An unassuming building in Walker’s Point is home to one of the oldest model railroad clubs in the country.

The Model Railroad Club of Milwaukee has operated out of the concrete building at 215 E. National Ave. since 1936. And while that in itself qualifies the club as the oldest club running out of a single location in the United States, the building itself lends adds to the story of the club – it’s a former train station.

Built in 1916 underneath the Milwaukee Road mainline into the Everett Street Depot and Memononee Valley, the station was known as Allis Station for the nearby employer that was source of many passengers. Allis-Chalmers Corp. had a substantial operation in today’s Harbor District before moving west to its new home in today’s West Allis.

The Milwaukee Road shuttered the station by 1926 and an upstart model railroad club founded by future mayor Frank Zeidler, Al Kalmbach, whose Kalmbach Media today publishes Model Railroader, Trains and other industry magazines, and William Walthers, whose company Wm. K. Walthers still manufactures model railroad equipment on the city’s northwest side, took over not longer over.

Much of the train station’s architectural detailing remains, including subway tiles that frame the ticket counter and waiting room. Stairs guide one up to what used to be platforms above, if it wasn’t for the top of the stairs being sealed off by the building’s current owner Canadian Pacific. Railroad memorabilia lines the place. Outside the station, you can follow E. National Ave. under the railroad bridge and see evidence of the station’s utilitarian exterior and former windows.
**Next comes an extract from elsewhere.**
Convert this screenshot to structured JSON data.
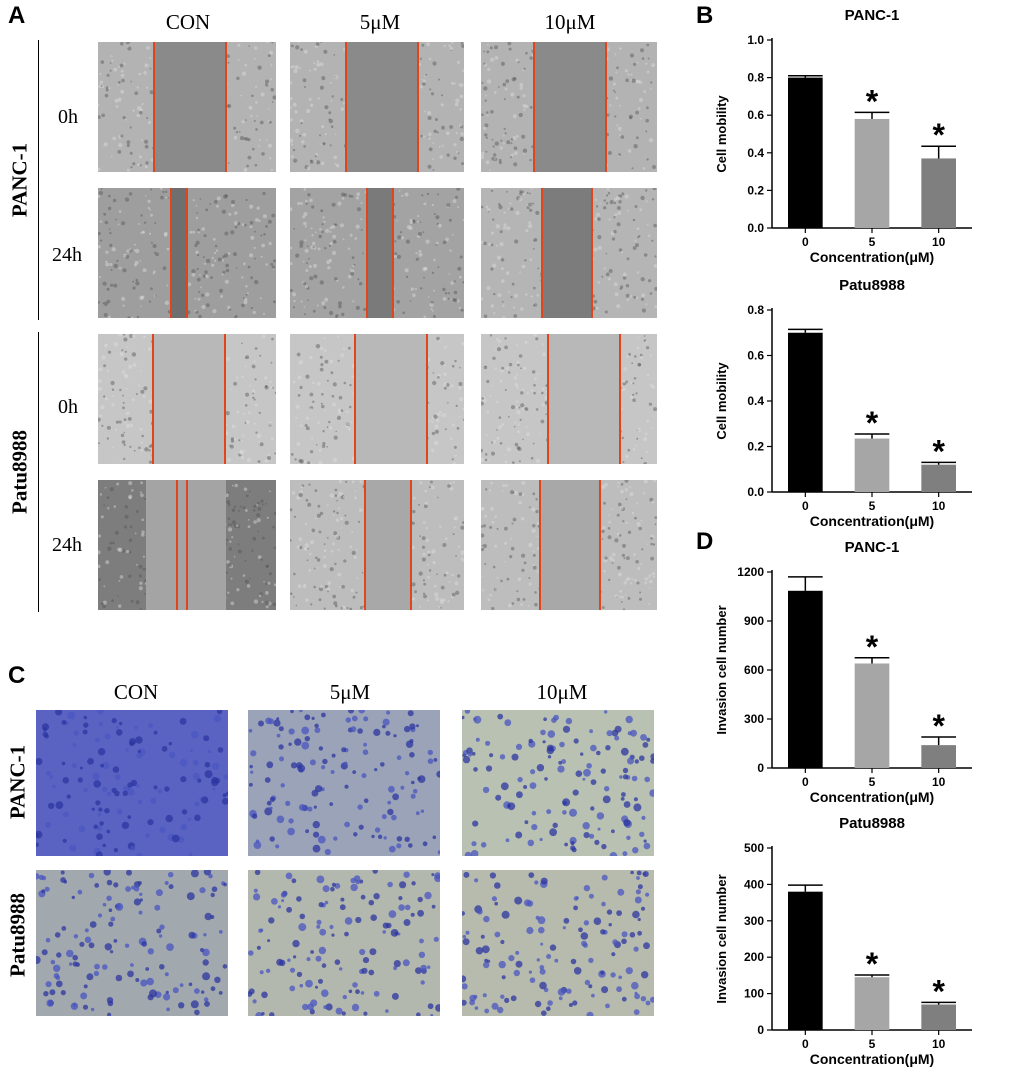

One thing you won’t find in the station? Heat. The club relies on a small pot stove in the winter to keep warm.

Members meet on the last Sunday of the month to operate the model trains. They also meet regularly on Mondays to maintain the layout, which stretches through multiple rooms, and work on other projects. But a club member joked while giving a tour during Doors Open that you’re more likely to find one member working and five or six others sitting around the heater telling jokes.
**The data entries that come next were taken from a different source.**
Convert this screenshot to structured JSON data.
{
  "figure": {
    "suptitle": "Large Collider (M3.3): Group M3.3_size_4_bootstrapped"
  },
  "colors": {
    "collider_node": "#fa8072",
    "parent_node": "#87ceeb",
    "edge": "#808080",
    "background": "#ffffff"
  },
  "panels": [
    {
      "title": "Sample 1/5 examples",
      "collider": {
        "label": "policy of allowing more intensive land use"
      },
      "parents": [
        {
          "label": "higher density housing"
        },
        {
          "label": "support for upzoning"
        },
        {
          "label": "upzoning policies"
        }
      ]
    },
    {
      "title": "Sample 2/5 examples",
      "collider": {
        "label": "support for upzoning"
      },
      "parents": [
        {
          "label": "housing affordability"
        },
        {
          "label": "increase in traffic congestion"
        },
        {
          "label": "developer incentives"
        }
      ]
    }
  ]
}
The layout relies on the O scale (1/48th size) trains and models as opposed to the more popular and smaller HO (the name comes from half of O) scale. “It’s so obscure it’s become cool,” noted one member with a laugh.

The current layout, known as the Milwaukee Union Terminal Railroad, dates back to the 1950s. It includes a model of the Milwaukee Road’s signature Hiawatha trainset, while today’s Amtrak Hiawatha Service rolls along above the station 14 times a day.

The non-profit rents the facility from Canadian Pacific.